Allentown solicitor Susan Ellis Wild said the city disagrees with the decision. She predicts that the ruling will have a negative impact on municipal budgets across the state.
Wild highlighted the court’s observation that Act 111, which governs collective bargaining for police and firefighters in Pennsylvania, does not explicitly state which topics can be decided by an arbitrator. As a result, courts are required to make that determination in place of legislators.
“It is now time for the Legislature to finally take action to revise Act 111 to provide relief to municipalities,” Wild said.
The union, which represents 122 city firefighters, went to the state Supreme Court to appeal last year’s Commonwealth Court decision, in which a panel of judges sided with the city. The panel threw out a Lehigh County judge’s ruling that upheld the arbitrator’s award requiring 25 firefighters per shift after contract negotiations reached an impasse in 2011.
The requirement under the firefighters’ previous contract to have 30 people on each shift and call in replacements for those who called out sick cost the city about $1 million a year in overtime, attorney John McLaughlin told the justices during arguments in September. That contributed to skyrocketing retirement costs because pensions are based on an employee’s overall earnings, including overtime, the city contended.
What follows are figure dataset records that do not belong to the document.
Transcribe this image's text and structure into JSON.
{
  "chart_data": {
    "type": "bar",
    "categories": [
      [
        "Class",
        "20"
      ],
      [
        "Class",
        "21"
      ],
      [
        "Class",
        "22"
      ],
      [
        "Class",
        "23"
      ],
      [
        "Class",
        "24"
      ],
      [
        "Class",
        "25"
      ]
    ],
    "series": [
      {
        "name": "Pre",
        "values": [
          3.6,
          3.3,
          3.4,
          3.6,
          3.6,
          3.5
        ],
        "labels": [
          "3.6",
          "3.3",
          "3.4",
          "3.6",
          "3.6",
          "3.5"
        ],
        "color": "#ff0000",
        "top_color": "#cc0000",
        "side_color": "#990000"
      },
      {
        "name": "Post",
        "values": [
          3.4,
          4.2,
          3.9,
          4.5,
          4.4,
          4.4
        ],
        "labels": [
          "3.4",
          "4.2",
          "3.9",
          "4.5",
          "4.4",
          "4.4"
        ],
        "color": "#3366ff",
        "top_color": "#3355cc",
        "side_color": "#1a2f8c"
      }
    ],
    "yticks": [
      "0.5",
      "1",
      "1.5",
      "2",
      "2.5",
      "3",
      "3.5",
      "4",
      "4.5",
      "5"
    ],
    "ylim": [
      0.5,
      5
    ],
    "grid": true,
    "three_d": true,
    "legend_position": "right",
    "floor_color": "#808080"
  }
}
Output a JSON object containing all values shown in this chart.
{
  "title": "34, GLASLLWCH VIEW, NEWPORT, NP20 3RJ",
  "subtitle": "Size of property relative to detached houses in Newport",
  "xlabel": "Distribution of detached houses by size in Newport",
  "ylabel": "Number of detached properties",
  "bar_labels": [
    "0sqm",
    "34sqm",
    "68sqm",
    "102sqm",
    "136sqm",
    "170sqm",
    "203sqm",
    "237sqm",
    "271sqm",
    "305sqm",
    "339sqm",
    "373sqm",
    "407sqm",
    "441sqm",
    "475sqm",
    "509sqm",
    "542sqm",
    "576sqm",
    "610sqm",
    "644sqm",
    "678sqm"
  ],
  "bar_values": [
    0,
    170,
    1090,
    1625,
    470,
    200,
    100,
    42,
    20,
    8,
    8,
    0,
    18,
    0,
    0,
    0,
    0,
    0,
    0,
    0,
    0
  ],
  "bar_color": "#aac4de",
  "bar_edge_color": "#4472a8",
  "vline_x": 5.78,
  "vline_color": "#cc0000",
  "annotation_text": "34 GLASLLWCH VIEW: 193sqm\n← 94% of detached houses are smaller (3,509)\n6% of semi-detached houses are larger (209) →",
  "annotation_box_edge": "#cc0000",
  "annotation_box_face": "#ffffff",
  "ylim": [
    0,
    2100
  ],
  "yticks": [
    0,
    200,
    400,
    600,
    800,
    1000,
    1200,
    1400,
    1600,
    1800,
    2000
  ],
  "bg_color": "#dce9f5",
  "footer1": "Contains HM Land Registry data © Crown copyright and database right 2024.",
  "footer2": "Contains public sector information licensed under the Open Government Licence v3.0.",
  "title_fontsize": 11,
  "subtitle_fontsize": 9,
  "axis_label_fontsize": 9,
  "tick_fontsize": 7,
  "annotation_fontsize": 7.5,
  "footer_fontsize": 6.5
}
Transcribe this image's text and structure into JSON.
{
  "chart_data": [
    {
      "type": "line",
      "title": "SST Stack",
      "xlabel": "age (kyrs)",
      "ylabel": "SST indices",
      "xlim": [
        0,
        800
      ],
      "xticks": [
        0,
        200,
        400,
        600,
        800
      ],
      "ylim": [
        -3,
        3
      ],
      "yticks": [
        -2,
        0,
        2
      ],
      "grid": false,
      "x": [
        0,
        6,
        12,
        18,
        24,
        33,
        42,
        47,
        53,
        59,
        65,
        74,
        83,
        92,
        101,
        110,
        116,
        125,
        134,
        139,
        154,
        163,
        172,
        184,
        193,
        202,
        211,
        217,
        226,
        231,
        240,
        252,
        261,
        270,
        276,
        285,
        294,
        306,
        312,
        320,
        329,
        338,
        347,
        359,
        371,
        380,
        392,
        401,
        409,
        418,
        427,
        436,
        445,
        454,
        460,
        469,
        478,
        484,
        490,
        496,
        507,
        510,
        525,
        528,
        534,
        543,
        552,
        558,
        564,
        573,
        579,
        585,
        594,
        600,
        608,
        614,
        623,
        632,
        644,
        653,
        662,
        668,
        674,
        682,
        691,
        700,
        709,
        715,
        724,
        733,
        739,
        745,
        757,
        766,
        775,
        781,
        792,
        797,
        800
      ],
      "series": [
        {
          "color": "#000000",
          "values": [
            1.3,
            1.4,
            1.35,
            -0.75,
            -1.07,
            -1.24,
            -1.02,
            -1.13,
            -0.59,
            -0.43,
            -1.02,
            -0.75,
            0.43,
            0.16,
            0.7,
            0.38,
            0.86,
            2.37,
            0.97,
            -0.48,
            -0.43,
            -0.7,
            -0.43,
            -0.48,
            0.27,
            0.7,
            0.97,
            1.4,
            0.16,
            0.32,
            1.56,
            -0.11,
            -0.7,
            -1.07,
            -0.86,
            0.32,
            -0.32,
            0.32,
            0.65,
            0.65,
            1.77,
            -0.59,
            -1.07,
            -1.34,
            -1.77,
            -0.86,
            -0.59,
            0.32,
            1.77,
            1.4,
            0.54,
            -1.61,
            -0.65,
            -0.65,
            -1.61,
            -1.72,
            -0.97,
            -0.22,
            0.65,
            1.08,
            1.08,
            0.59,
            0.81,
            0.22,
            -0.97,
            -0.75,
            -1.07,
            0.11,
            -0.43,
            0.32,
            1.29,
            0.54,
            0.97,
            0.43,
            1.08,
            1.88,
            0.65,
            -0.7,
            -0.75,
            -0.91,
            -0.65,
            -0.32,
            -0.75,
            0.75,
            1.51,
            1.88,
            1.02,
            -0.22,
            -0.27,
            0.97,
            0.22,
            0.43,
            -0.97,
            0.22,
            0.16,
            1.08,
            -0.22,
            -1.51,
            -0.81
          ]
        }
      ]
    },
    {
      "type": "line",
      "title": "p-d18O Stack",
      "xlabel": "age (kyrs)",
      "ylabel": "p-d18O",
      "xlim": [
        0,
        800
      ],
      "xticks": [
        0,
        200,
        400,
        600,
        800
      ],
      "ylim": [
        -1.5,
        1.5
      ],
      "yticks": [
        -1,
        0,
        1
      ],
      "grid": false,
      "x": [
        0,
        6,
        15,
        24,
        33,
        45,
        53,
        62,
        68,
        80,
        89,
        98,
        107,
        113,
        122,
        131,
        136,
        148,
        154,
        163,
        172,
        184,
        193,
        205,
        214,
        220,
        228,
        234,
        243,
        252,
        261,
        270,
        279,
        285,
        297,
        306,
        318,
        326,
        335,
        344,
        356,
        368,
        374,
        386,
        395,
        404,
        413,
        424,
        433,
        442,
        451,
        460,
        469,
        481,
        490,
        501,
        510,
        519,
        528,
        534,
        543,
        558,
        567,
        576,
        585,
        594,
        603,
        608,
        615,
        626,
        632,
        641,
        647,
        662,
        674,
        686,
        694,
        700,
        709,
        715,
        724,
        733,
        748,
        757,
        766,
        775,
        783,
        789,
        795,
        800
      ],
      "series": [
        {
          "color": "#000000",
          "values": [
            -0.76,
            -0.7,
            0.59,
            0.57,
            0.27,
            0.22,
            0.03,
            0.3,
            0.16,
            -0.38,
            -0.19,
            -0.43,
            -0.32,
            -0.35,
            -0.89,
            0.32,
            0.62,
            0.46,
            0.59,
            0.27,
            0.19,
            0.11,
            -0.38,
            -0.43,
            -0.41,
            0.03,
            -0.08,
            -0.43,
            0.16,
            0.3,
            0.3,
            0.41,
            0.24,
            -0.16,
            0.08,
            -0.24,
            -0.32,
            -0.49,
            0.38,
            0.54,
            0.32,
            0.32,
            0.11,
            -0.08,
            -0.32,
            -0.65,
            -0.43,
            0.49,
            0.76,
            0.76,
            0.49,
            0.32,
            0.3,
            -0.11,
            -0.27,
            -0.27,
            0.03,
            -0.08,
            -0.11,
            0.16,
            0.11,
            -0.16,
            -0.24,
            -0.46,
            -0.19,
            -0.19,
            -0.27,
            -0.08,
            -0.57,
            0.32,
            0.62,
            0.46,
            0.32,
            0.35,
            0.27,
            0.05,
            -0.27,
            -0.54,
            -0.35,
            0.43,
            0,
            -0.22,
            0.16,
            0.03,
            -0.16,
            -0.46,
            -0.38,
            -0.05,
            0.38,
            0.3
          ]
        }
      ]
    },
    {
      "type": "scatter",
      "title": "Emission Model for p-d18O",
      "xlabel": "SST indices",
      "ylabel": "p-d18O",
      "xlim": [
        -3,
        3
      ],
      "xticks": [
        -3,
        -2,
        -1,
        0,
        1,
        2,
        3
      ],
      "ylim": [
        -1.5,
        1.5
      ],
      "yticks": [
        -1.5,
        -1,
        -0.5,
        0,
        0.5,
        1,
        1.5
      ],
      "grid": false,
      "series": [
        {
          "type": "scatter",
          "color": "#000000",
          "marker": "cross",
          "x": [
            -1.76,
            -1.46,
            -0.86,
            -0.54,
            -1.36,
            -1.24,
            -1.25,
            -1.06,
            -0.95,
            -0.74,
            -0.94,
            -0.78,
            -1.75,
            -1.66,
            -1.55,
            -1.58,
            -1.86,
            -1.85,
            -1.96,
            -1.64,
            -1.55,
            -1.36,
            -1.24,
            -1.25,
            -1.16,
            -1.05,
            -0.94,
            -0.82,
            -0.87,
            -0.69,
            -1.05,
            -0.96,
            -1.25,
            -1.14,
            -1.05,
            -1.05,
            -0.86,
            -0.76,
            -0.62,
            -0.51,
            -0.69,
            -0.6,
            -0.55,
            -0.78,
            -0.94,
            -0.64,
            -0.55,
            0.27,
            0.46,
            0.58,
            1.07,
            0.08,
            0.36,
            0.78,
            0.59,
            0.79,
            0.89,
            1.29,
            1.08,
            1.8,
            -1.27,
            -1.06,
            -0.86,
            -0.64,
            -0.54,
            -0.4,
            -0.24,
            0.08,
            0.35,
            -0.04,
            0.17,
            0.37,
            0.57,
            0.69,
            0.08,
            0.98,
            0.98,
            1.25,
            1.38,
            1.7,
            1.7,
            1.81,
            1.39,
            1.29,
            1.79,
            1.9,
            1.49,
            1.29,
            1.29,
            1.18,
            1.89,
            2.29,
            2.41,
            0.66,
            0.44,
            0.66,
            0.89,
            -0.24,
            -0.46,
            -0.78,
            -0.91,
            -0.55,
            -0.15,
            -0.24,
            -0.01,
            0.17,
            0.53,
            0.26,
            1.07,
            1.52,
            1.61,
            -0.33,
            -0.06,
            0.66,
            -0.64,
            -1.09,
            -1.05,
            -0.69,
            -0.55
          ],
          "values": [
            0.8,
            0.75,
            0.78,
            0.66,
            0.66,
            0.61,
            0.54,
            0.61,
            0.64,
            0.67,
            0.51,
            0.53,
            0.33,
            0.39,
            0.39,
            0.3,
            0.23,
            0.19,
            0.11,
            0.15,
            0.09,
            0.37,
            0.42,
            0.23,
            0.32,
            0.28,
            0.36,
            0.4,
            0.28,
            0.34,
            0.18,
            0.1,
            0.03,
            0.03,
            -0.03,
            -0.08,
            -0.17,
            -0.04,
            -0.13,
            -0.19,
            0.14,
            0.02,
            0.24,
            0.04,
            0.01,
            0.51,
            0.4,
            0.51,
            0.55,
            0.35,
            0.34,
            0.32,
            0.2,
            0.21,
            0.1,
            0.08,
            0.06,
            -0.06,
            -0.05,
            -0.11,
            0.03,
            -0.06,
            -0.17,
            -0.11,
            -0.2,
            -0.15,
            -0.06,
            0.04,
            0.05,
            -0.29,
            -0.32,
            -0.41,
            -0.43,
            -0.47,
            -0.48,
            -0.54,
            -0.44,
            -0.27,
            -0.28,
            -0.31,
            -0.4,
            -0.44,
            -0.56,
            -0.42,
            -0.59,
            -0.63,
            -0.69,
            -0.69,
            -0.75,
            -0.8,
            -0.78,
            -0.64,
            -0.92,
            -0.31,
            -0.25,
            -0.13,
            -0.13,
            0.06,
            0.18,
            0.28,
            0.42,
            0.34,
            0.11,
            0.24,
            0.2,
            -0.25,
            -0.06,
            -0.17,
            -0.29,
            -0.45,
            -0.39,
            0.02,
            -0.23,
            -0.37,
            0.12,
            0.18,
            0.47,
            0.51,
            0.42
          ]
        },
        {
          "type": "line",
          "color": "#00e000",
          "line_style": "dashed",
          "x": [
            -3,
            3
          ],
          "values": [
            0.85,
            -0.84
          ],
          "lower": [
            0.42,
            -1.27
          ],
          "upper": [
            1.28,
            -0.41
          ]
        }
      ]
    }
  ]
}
Over the course of decades, Pennsylvania courts have examined what decisions regarding police and fire manpower can be made by arbitrators during contract negotiations and what are the exclusive realm of city administrators.
In her opinion, Todd noted “the courts have drawn a very fine line” between overall staffing levels, which are to be decided by managers, and the number of firefighters assigned to a piece of equipment or dispatched to a fire scene, which may be arbitrated because it affects firefighter safety.
Quintes Taglioli, attorney for the firefighters union, told the justices during his argument that the question before the Supreme Court is similar to one answered by a Commonwealth Court panel in 1983 when it upheld an arbitration award for Erie firefighters establishing the minimum number of crew members on each fire truck. He added that the city would keep control of the overall number of firefighters by using overtime or even employing volunteers. The justices agreed.
“Ultimately, we conclude that a minimum shift staffing mandate, given its direct and significant impact on firefighter health and safety, is simply not a managerial prerogative that should be insulated from the give-and-take of collective bargaining,” Todd wrote.